And if you want to throw in any comments about how well wet sanding during application fills in pores and what the result will look like, I'll appreciate those as well.
I think this is the heart of the query, and the pros and cons you asked for will cover this which is why I've answered out of sequence and the pro/con list follows.
Just to note, most of the following applies equally to wet-sanding any finish into wood, not just boiled linseed oil.
Pros
You save a separate step, yay! But there's a reason I put this in quotes as the cons will cover.
Despite this being one of the most-cited reasons to wet-sand using finish, so it has to be included in the pros list, it's not as simple as implied/outright stated.
- You don't need a separate product for this purpose.
There's evident benefit in keeping things as simple as possible in finishing, and if you can keep from cluttering the finish shelves or cabinet with yet another thing... that's a legitimate pro.
- You are actually filling the grain.
Speaks for itself really, but there are caveats which are what the cons list is all about......
Cons
- Hard to control if there's some sapwood present.
It is difficult to outright impossible to control how the grain gets filled with the sanding slurry where there is both sapwood and heartwood present; similar issue on any wood that exhibits a strong colour contrast, or where contrast has been artificially created using a mixture of species is used in the project.
There's a very similar issue just with plain sanding of wood that has sapwood present, or on mixed-species projects with some pale wood and some darker wood. So for example you certainly don't want walnut heartwood sanding dust in the much much paler sapwood. Or vice versa! In normal sanding it is just about possible to get such cross-contamination out, however when wet-sanding you're not dealing with a dry dust that can be blown or brushed out of the open grain......
- While this does fill the grain it doesn't do it efficiently.
If you were grain filling more conventionally you'd fill the grain in, at most, two stages. You fill, get rid of excess filler, and you're done.
While with wet-sanding finish you do this what, three times at least? And some guides call for doing it many more times... so are we really saving a step? And we're certainly not saving time, which is the underlying implication. Any grain filler worth its salt is dry overnight. Some dry in under an hour!
In addition, each 'application' of grain filler using this method involves some sanding, which inevitably removes some of the filler already present. I'm sure anyone who has tried this has noticed the effect, particularly in shallow grain lines. So there can definitely be a bit of a two steps forward, one step back kind of thing going on.
- Using BLO for this is hardly ideal.
BLO is fundamentally a slow-drying finish, despite the greatly sped up curing time compared to raw linseed oil. While there are some BLOs that cure much faster than others it's still not ideal for a couple of reasons.
BLO almost invariably has a distinct colour (although there's more colour variation than one might expect). This colouring of course gets imparted to the filled grain. Filling grain darker is often exactly what it desired, however it isn't always. And on paler species you might want it barely darker but there's no control over what you get when you fill the grain this way.

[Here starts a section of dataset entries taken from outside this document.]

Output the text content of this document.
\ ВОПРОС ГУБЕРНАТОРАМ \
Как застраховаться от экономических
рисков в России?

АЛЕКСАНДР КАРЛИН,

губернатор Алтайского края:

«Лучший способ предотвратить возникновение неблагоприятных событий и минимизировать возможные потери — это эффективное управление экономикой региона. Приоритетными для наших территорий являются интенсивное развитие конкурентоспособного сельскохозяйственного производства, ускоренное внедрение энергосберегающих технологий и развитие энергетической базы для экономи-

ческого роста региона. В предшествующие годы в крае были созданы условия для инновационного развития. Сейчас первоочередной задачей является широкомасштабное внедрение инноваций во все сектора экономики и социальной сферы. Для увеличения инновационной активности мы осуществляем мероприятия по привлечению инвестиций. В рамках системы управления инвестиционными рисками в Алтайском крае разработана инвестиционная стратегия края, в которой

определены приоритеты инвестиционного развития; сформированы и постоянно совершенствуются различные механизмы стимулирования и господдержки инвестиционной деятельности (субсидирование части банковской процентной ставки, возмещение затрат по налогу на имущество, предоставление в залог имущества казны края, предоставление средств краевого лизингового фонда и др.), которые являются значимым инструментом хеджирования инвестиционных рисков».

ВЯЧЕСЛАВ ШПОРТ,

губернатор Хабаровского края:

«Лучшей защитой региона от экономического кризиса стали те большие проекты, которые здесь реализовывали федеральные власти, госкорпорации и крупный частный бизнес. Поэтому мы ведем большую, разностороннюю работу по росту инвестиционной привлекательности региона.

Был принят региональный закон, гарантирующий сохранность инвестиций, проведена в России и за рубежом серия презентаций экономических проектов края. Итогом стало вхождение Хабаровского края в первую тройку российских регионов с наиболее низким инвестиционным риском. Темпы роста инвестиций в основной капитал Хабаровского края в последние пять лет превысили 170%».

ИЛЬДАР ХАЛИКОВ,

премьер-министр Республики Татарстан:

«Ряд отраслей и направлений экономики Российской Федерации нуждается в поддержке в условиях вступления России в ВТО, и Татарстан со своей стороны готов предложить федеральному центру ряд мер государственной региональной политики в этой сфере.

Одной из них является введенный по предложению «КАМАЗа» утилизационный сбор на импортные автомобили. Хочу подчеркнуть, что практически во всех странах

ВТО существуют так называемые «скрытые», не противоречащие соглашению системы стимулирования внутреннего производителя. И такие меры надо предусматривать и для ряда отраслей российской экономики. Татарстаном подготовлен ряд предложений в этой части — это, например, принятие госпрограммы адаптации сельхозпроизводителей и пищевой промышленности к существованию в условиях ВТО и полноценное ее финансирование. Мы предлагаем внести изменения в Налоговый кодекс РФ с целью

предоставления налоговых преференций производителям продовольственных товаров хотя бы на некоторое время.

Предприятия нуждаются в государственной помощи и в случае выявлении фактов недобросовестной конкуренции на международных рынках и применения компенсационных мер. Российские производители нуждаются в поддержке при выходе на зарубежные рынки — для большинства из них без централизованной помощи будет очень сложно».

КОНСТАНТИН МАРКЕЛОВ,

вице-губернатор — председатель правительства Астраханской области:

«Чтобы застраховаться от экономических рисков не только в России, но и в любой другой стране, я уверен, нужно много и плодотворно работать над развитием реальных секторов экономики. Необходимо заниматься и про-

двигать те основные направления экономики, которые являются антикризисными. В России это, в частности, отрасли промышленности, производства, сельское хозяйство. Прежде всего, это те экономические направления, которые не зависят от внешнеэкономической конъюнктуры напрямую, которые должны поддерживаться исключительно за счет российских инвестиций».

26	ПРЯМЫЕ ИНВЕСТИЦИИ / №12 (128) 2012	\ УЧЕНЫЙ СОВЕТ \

BLO never dries hard. It might feel hard on/in the wood, but we should be under no illusions that it is actually hard; that's mostly the wood we're feeling. Once fully cured (which takes about a month!) BLO is still a gelled solid, not a hard substance, so the filled grain is not nearly as hard as the surrounding wood. (Although to be fair, this is also true of nearly every commercial grain-filling product, past and present.)
Conclusion
There's obviously some benefit to the basic technique in certain situations. And like with all finishing how much you like doing something — the innate appeal of the process — is fundamental to many people's finishing regimes.
But BLO is not the thing to do it with.
So, alternatives?
- Actual pore fillers/grain fillers (both names for the same thing).
As mentioned above, these are generally far more efficient at doing what is desired — filling the grain better, can dry much faster, and potentially give better control over the colour of the grain fill.
- Filling with the final finish itself.
Apply enough film finish and the grain gets filled in along the way. The process is slowed, because there's some amount of sanding back either in stages or in one step near or at the end, but it's a far simpler process with fewer gotchas.
And here's a key thing: it may be the best way to highlight the real beauty of the wood, which is what we're really after in all of this.
Any opaque grain-filling material, including almost all conventional pore-filler products, is just like wood filler in being a dull or 'dead' material that doesn't catch the light. A film finish on the other hand is a transparent material which you see right through and can transmit light in both directions, both into and back out of the wood. So the result can be a noticeably "clearer" or "brighter" surface.
- Don't seek to fill the grain at all.
There's no rule that says one has to fill the grain, especially today when people have a genuine appreciation for wood projects showing off the original character of the wood used, flaws and all. And there's a general liking for a close-to-the wood result, which is counter to the whole idea of grain filling.
It's a matter of taste as much as anything whether one should partially or completely fill the grain of open-pored species such as oak, walnut, sapele. It absolutely has its place but for many common projects it's simply not needed, and no particular attention need be paid to whether the grain gets filled or not (as long as it's fairly uniform).